Giving the case workers the ability to enter and update information remotely gives them more time to meet with families. "Overall, staff have indicated a time savings of anywhere from an hour a day to feeling as if they gain a day and a half to two additional days a week in time saved," O'Keefe said.
Staff members can work on their tablets while biding time at court or in a waiting room while a child is vising a counselor or doctor. "Staff can use the tablet to complete documentation of a court hearing during the hearing itself or while at a home visit," she said. "The potential for time saving is overwhelming, and staff continues to report new ways of saving time each day."
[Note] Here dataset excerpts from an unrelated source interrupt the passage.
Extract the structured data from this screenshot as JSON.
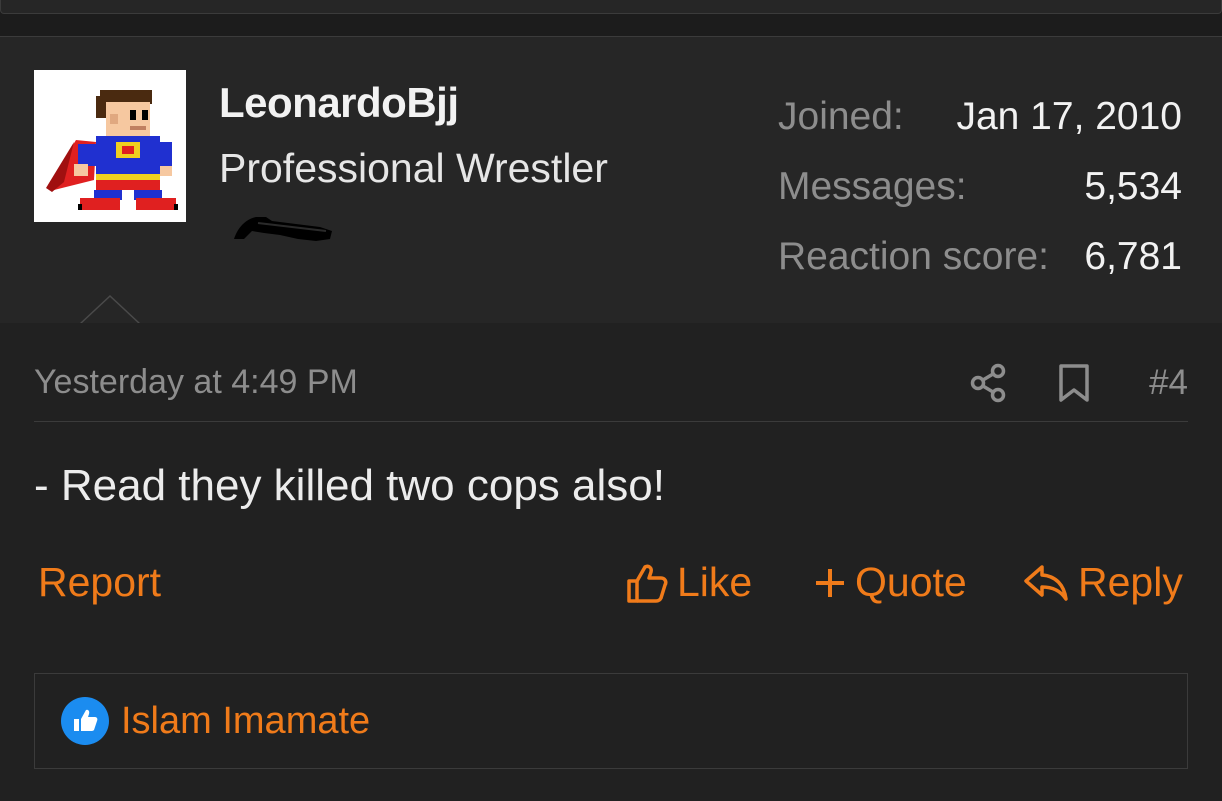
{
  "post": {
    "user": {
      "username": "LeonardoBjj",
      "title": "Professional Wrestler",
      "stats": [
        {
          "key": "Joined:",
          "value": "Jan 17, 2010"
        },
        {
          "key": "Messages:",
          "value": "5,534"
        },
        {
          "key": "Reaction score:",
          "value": "6,781"
        }
      ]
    },
    "timestamp": "Yesterday at 4:49 PM",
    "post_number": "#4",
    "message": "- Read they killed two cops also!",
    "actions": {
      "report": "Report",
      "like": "Like",
      "quote": "Quote",
      "reply": "Reply"
    },
    "reactions": {
      "type_icon": "thumbs-up-icon",
      "users": "Islam Imamate"
    }
  },
  "colors": {
    "accent": "#f07b1a",
    "reaction_badge": "#1b8cf0",
    "background": "#262626"
  },
  "icons": {
    "share": "share-icon",
    "bookmark": "bookmark-icon",
    "like": "thumbs-up-icon",
    "quote": "plus-icon",
    "reply": "reply-arrow-icon"
  }
}
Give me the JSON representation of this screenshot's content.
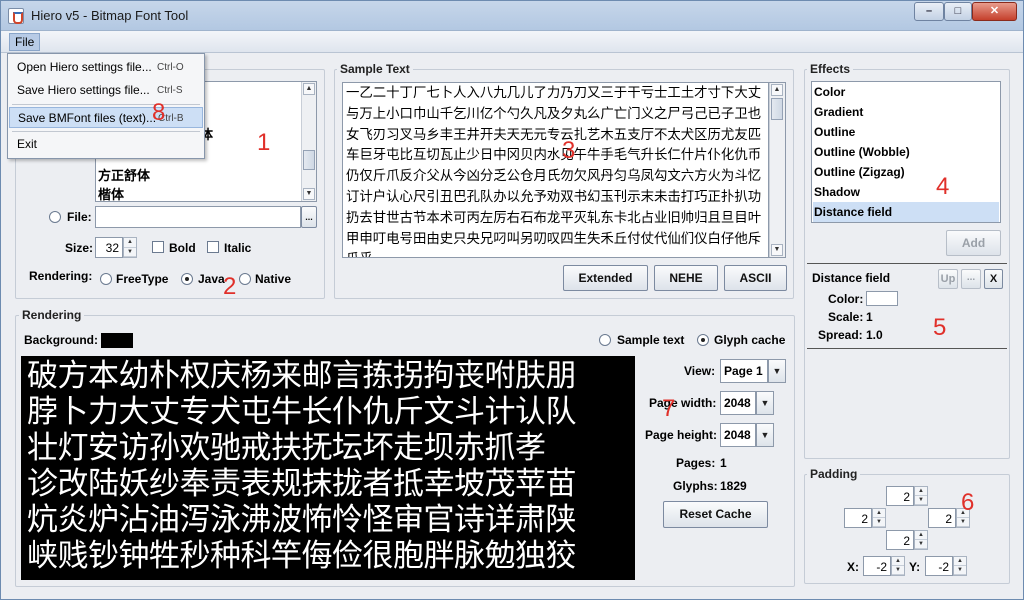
{
  "window": {
    "title": "Hiero v5 - Bitmap Font Tool"
  },
  "menubar": {
    "file": "File"
  },
  "file_menu": {
    "items": [
      {
        "label": "Open Hiero settings file...",
        "shortcut": "Ctrl-O"
      },
      {
        "label": "Save Hiero settings file...",
        "shortcut": "Ctrl-S"
      },
      {
        "label": "Save BMFont files (text)...",
        "shortcut": "Ctrl-B"
      },
      {
        "label": "Exit",
        "shortcut": ""
      }
    ]
  },
  "font_panel": {
    "system_fonts_visible": [
      "方正舒体",
      "楷体"
    ],
    "partial_font": "体",
    "file_label": "File:",
    "size_label": "Size:",
    "size_value": "32",
    "bold_label": "Bold",
    "italic_label": "Italic",
    "rendering_label": "Rendering:",
    "rendering_options": [
      "FreeType",
      "Java",
      "Native"
    ],
    "rendering_selected": "Java"
  },
  "sample_text": {
    "title": "Sample Text",
    "text": "一乙二十丁厂七卜人入八九几儿了力乃刀又三于干亏士工土才寸下大丈与万上小口巾山千乞川亿个勺久凡及夕丸么广亡门义之尸弓己已子卫也女飞刃习叉马乡丰王井开夫天无元专云扎艺木五支厅不太犬区历尤友匹车巨牙屯比互切瓦止少日中冈贝内水见午牛手毛气升长仁什片仆化仇币仍仅斤爪反介父从今凶分乏公仓月氏勿欠风丹匀乌凤勾文六方火为斗忆订计户认心尺引丑巴孔队办以允予劝双书幻玉刊示末未击打巧正扑扒功扔去甘世古节本术可丙左厉右石布龙平灭轧东卡北占业旧帅归且旦目叶甲申叮电号田由史只央兄叼叫另叨叹四生失禾丘付仗代仙们仪白仔他斥瓜乎",
    "buttons": [
      "Extended",
      "NEHE",
      "ASCII"
    ]
  },
  "effects": {
    "title": "Effects",
    "items": [
      "Color",
      "Gradient",
      "Outline",
      "Outline (Wobble)",
      "Outline (Zigzag)",
      "Shadow",
      "Distance field"
    ],
    "selected": "Distance field",
    "add_button": "Add",
    "detail": {
      "name": "Distance field",
      "up_button": "Up",
      "more_button": "...",
      "remove_button": "X",
      "color_label": "Color:",
      "color_value": "#ffffff",
      "scale_label": "Scale:",
      "scale_value": "1",
      "spread_label": "Spread:",
      "spread_value": "1.0"
    }
  },
  "rendering": {
    "title": "Rendering",
    "background_label": "Background:",
    "background_color": "#000000",
    "mode_options": [
      "Sample text",
      "Glyph cache"
    ],
    "mode_selected": "Glyph cache",
    "glyph_lines": [
      "破方本幼朴权庆杨来邮言拣拐拘丧咐肤朋",
      "脖卜力大丈专犬屯牛长仆仇斤文斗计认队",
      "壮灯安访孙欢驰戒扶抚坛坏走坝赤抓孝",
      "诊改陆妖纱奉责表规抹拢者抵幸坡茂苹苗",
      "炕炎炉沾油泻泳沸波怖怜怪审官诗详肃陕",
      "峡贱钞钟牲秒种科竿侮俭很胞胖脉勉独狡"
    ],
    "view_label": "View:",
    "view_value": "Page 1",
    "page_width_label": "Page width:",
    "page_width_value": "2048",
    "page_height_label": "Page height:",
    "page_height_value": "2048",
    "pages_label": "Pages:",
    "pages_value": "1",
    "glyphs_label": "Glyphs:",
    "glyphs_value": "1829",
    "reset_button": "Reset Cache"
  },
  "padding": {
    "title": "Padding",
    "top": "2",
    "left": "2",
    "right": "2",
    "bottom": "2",
    "x_label": "X:",
    "x_value": "-2",
    "y_label": "Y:",
    "y_value": "-2"
  },
  "annotations": [
    "1",
    "2",
    "3",
    "4",
    "5",
    "6",
    "7",
    "8"
  ],
  "colors": {
    "annotation": "#e0302a",
    "selection": "#cddff5"
  }
}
In addition to the time savings, there is the additional benefit in that the workers are more readily able to engage with the families and children that they serve. As O'Keefe put it, "Children are often more engaged with staff and willing to have photographs taken. Parents enjoy the ability to have staff simply photograph an item they previously would have needed to submit and have returned or appreciate that staff have access to any information needed regarding a family's case while in the field."
Compass Co-Pilot has been so helpful in improving the efficiency of Fairfield County's Child Protective Services that family services departments in other counties have also looked into using it. Recently, Northwoods and 23 Ohio counties were awarded a $100,000 grant from the Ohio Local Government Innovation Fund to research ways they can work together to make their respective department more efficient.
Greg Crowe is a former GCN staff writer who covered mobile technology.